See things clearly
As I walked away from the bank HQ 6 years ago, Han Solo’s famous Star Wars quote came to mind,
“I got a bad feeling about this”
During the meeting I’d just attended, a manager from the bank had explained how some transactions with other financial institutions occurred. The transactions were very valuable, worth millions of pounds, and happened regularly. To paraphrase,
“...basically, traders transact deals, each using their own trading applications. The deal data then gets parsed into the SWIFT system and is subsequently fired off to the respective banks.
Some banks have straight though automated processing, others need some level of manual intervention to an automated process. But in some banks, data flows just get spat out into printers, and, when they get round to it, workers in the back office pick up the piece of paper and re-enter the data into another system.
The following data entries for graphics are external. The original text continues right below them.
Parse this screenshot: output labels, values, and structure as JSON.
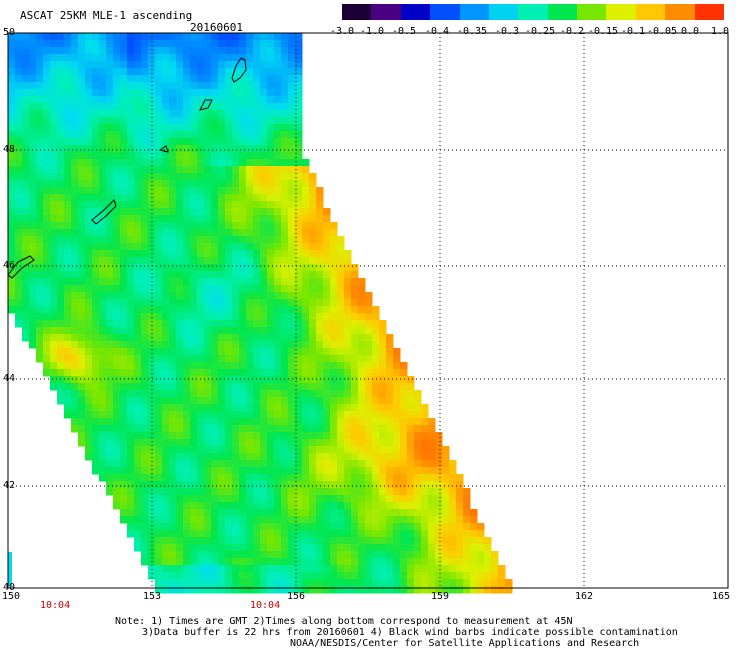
{
  "title": "ASCAT 25KM MLE-1 ascending",
  "date": "20160601",
  "colorbar": {
    "labels": [
      "-3.0",
      "-1.0",
      "-0.5",
      "-0.4",
      "-0.35",
      "-0.3",
      "-0.25",
      "-0.2",
      "-0.15",
      "-0.1",
      "-0.05",
      "0.0",
      "1.0"
    ],
    "colors": [
      "#1a0033",
      "#4b0082",
      "#0000c8",
      "#0050ff",
      "#0096ff",
      "#00d2f0",
      "#00f0b4",
      "#00e650",
      "#78e600",
      "#dcf000",
      "#ffc800",
      "#ff8c00",
      "#ff3200"
    ]
  },
  "axes": {
    "x_ticks": [
      "150",
      "153",
      "156",
      "159",
      "162",
      "165"
    ],
    "y_ticks": [
      "50",
      "48",
      "46",
      "44",
      "42",
      "40"
    ]
  },
  "time_labels": [
    "10:04",
    "10:04"
  ],
  "note": {
    "line1": "Note: 1) Times are GMT 2)Times along bottom correspond to measurement at 45N",
    "line2": "3)Data buffer is 22 hrs from 20160601 4) Black wind barbs indicate possible contamination",
    "line3": "NOAA/NESDIS/Center for Satellite Applications and Research"
  }
}
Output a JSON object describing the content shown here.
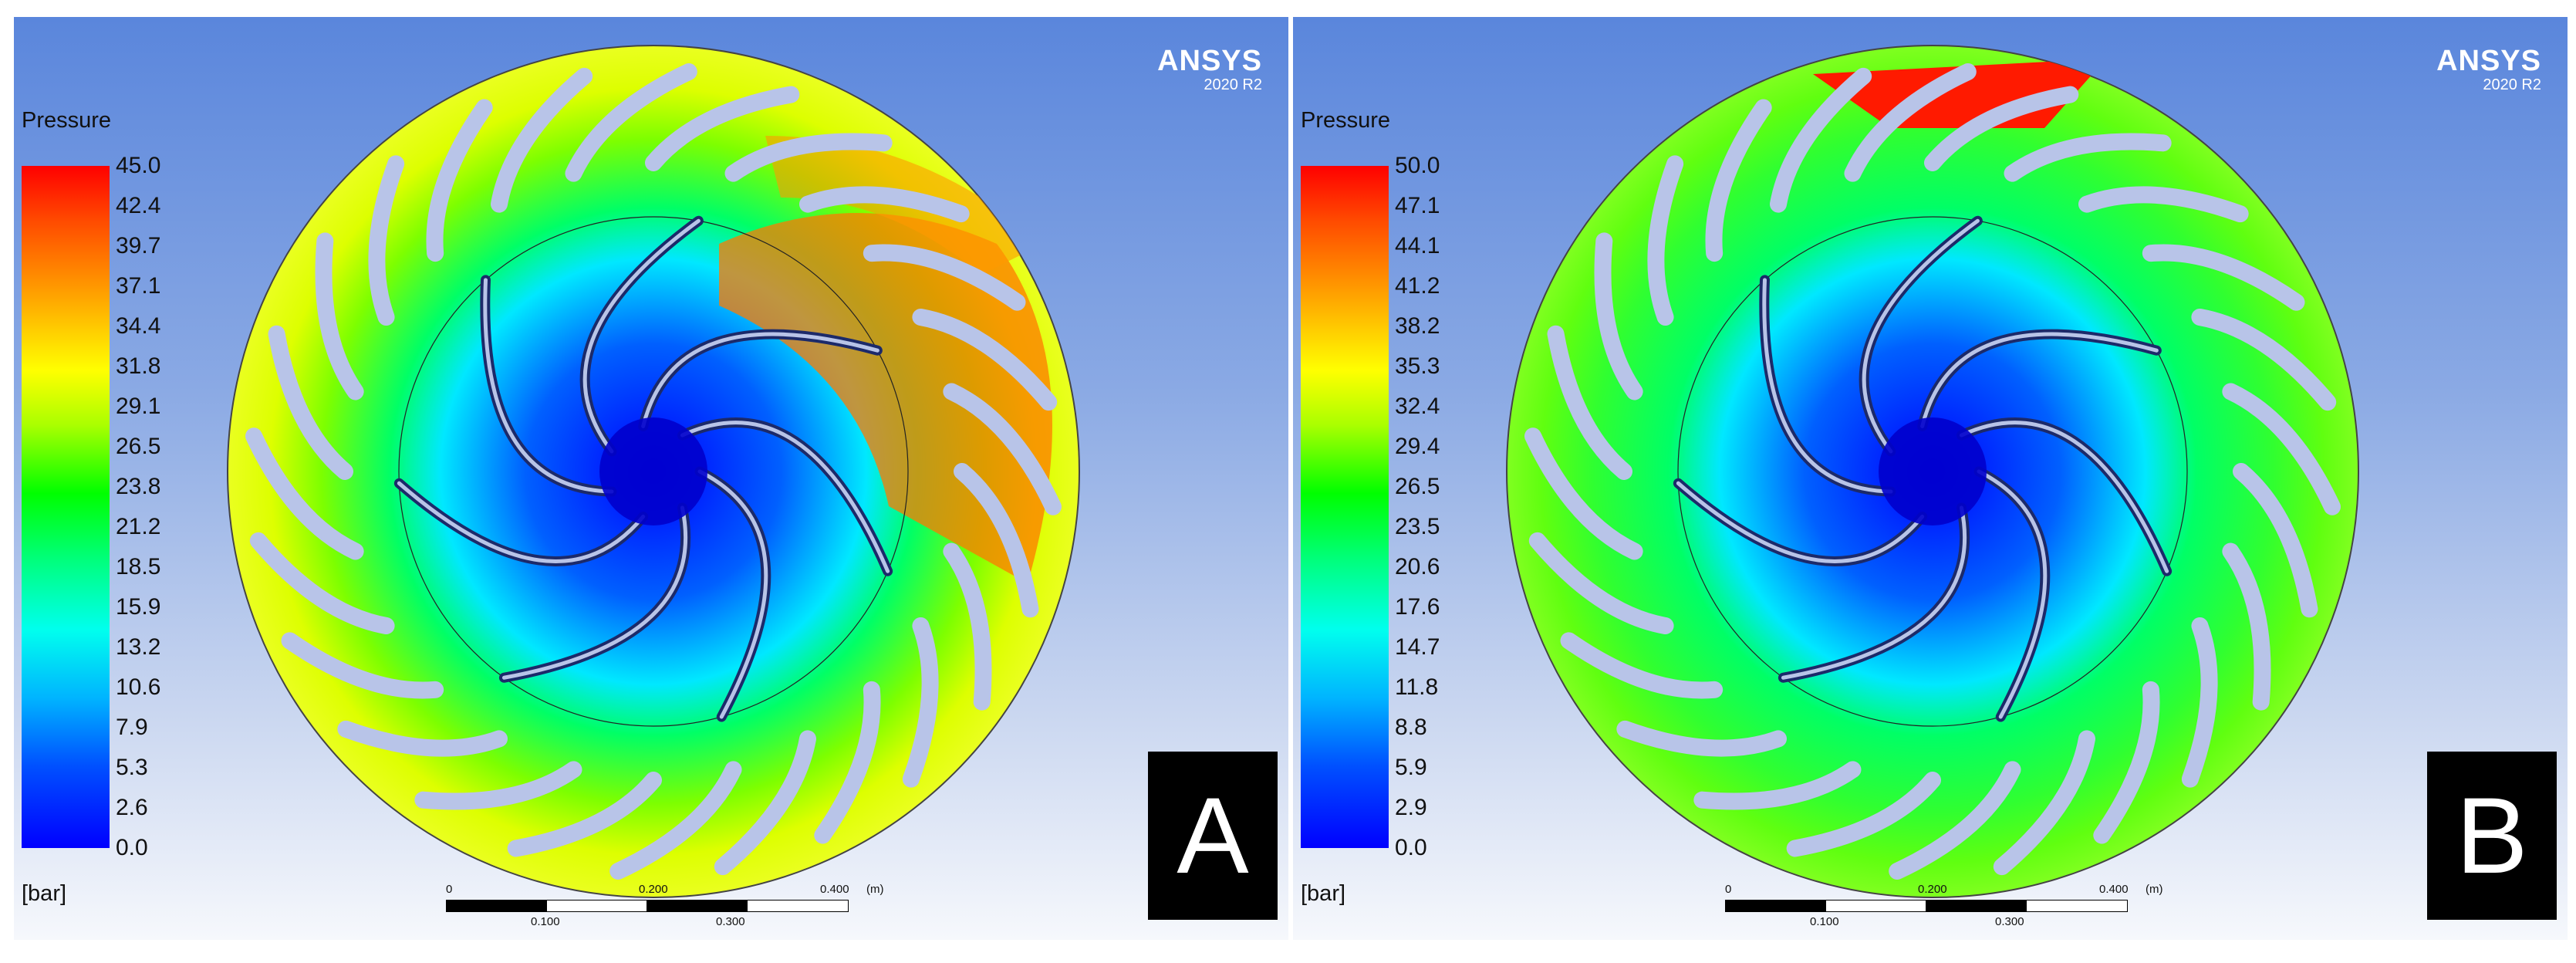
{
  "panels": [
    {
      "id": "A",
      "brand": {
        "name": "ANSYS",
        "version": "2020 R2"
      },
      "legend": {
        "title": "Pressure",
        "unit": "[bar]",
        "ticks": [
          "45.0",
          "42.4",
          "39.7",
          "37.1",
          "34.4",
          "31.8",
          "29.1",
          "26.5",
          "23.8",
          "21.2",
          "18.5",
          "15.9",
          "13.2",
          "10.6",
          "7.9",
          "5.3",
          "2.6",
          "0.0"
        ]
      },
      "scale_bar": {
        "top_labels": [
          "0",
          "0.200",
          "0.400",
          "(m)"
        ],
        "bottom_labels": [
          "0.100",
          "0.300"
        ]
      },
      "label": "A"
    },
    {
      "id": "B",
      "brand": {
        "name": "ANSYS",
        "version": "2020 R2"
      },
      "legend": {
        "title": "Pressure",
        "unit": "[bar]",
        "ticks": [
          "50.0",
          "47.1",
          "44.1",
          "41.2",
          "38.2",
          "35.3",
          "32.4",
          "29.4",
          "26.5",
          "23.5",
          "20.6",
          "17.6",
          "14.7",
          "11.8",
          "8.8",
          "5.9",
          "2.9",
          "0.0"
        ]
      },
      "scale_bar": {
        "top_labels": [
          "0",
          "0.200",
          "0.400",
          "(m)"
        ],
        "bottom_labels": [
          "0.100",
          "0.300"
        ]
      },
      "label": "B"
    }
  ]
}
One of the problems is that because there are thousands of trades a week, the wrong data is sometimes entered, or bits of paper get lost. And with all these systems interacting there is a lot of complexity; sometimes it’s difficult to be sure exactly of what’s happening...”
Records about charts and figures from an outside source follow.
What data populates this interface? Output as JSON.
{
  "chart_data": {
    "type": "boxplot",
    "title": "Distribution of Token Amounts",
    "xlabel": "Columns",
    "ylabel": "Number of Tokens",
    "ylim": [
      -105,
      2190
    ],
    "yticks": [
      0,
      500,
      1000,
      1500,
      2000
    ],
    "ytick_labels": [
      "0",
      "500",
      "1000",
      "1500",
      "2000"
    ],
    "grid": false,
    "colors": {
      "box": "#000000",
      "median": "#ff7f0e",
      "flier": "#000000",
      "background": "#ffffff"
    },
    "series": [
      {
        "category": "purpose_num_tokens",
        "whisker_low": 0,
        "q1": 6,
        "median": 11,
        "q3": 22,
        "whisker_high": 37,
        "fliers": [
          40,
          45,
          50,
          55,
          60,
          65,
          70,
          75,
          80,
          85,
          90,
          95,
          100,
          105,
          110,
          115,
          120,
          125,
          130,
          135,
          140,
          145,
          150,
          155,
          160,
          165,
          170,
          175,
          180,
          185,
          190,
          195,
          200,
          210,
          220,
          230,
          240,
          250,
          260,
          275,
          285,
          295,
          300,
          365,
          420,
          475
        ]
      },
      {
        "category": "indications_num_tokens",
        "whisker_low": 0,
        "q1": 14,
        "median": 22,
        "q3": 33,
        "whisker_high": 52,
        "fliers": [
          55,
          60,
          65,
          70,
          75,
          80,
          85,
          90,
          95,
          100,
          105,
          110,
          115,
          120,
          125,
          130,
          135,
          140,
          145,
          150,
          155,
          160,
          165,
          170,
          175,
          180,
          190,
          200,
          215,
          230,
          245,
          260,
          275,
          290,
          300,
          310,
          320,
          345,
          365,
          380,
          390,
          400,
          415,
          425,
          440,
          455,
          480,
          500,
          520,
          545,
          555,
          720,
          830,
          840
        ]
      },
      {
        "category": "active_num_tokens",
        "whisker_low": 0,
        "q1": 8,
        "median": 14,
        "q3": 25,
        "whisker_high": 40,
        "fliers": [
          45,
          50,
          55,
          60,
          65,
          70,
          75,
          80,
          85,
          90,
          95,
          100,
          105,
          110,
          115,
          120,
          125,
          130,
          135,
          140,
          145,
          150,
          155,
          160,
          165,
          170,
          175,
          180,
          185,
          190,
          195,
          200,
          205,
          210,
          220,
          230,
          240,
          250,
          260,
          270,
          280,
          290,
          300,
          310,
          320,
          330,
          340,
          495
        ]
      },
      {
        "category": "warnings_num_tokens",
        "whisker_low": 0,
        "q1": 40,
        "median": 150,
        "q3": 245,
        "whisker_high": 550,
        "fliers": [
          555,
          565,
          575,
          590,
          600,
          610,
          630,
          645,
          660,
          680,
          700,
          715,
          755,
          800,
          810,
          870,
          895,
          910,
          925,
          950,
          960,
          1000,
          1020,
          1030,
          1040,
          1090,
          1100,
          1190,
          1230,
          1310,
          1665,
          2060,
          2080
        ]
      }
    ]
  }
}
There were some obvious business implications. For example, what happens to the deal when the paper document goes missing? How would this interruption in data flow be tracked? There would be accounting discrepancies - a trading system would be showing one set of figures for trades done in the financial markets, while a bank’s system would have different values.
Multiplied across numerous transactions per year, via many institutions, located in many financial centres, it seemed to me that this lack of clarity on data flow was “trouble brewing”.
Today, as the global financial crisis continues, the pace of technology and complexity is far exceeding that of governance.
Finance is still trying to get to grips with precisely how it works. For example in London, the Financial Services Club has launched working groups whose aim is to
“...take the mass of regulatory change – Dodd-Frank, FATCA, EMIR, MiFID II, Basel III and more – and work out:
- what the regulation means and is trying to achieve;
- how joined up the regulation appears alongside other regulatory changes;
- if it achieves the regulatory objectives it sets out to achieve;
- if it is appropriate and feasible to implement as a result;
- how it will be implemented;
- what it means for systems and operations, and the changes required;
- what it means for products and services, and the changes required;
with the intent of arriving at conclusions which can be communicated to all parties...”
But to quote some of the finance industry delegates at a recent meeting of the working groups,
“...we don’t even know what the problems are in financial markets, let alone solutions...
...technology is making everything far too complex...
...most banks are not even standardised and interoperable internally, so how can you expect the market to achieve standardisation?”
In “How ‘too big to fail’ banks have become ‘too complex to exist’”, Gillian Tett of the Financial Times, discusses some of the ideas of former financial regulator Professor Henry Hu,
“...technological advances and financial innovation have not only made financial flows and instruments so complex that they are hard to depict, but also financial intermediaries [e.g. banks] themselves are so complex that they are ill placed to make sense of shifting information flows...
The $64,000 question is, how can finance depict these complex data flows, and create more clarity on how its various institutions and markets work?
The long established practices of the process industries, like Nuclear and Oil & Gas, is where the beginnings of an answer can be found.
These industries have computer models of how everything is put together to enable the flow of product. In, for example, an oil refinery, digital sensors are attached to every asset (pumps, valves etc), and digital flows (representing product flows) are clearly understood and constantly monitored. The flow of oil and gas products is analogous to the flow of data.
Print-outs from these computer models depict the clear big picture of the business, which simplifies communication of complexity, providing a common language between business managers, technical specialists and regulators. Everyone can see clearly how the business works.
Here at OBASHI, it is this well-proven approach that we have adapted for today’s data flow reliant businesses, including those in finance.
This new thinking, which is incorporated into our methodology and software model, lets you understand how people, process and technology are put together to enable the flow of data through the business. OBASHI is a simple way of analysing and easily communicating how a business works.
In the context of finance, this approach can help provide the common language that Andrew Haldane, Director for Financial Stability at the Bank of England, called for recently.
As he points out, during recent years, ‘data networks became fragmented and unable to communicate effectively with one another,’ and ‘failures in data infrastructure and aggregation... were endemic across the financial industry...’,
“With financial data captured in a homogenous fashion across financial firms, the stage would be set for mapping much more comprehensively the contours of the financial world... Monitoring global flows of funds, as they ebb and flow, should be possible in close to real time...” [pdf pp11 & 13]
To understand and monitor a financial flow, the key is to have clarity on how everything is put together to enable the flow, as it traverses the business and travels between financial institutions.
OBASHI provides that clarity, joining-the-dots and depicting the business so that everyone can see things clearly.
While real-time monitoring of flows may be a little way down the road, as we’ve said before, it’s not a million miles away.
Assuming, that is, that finance adopts the tried and tested techniques of the process industries.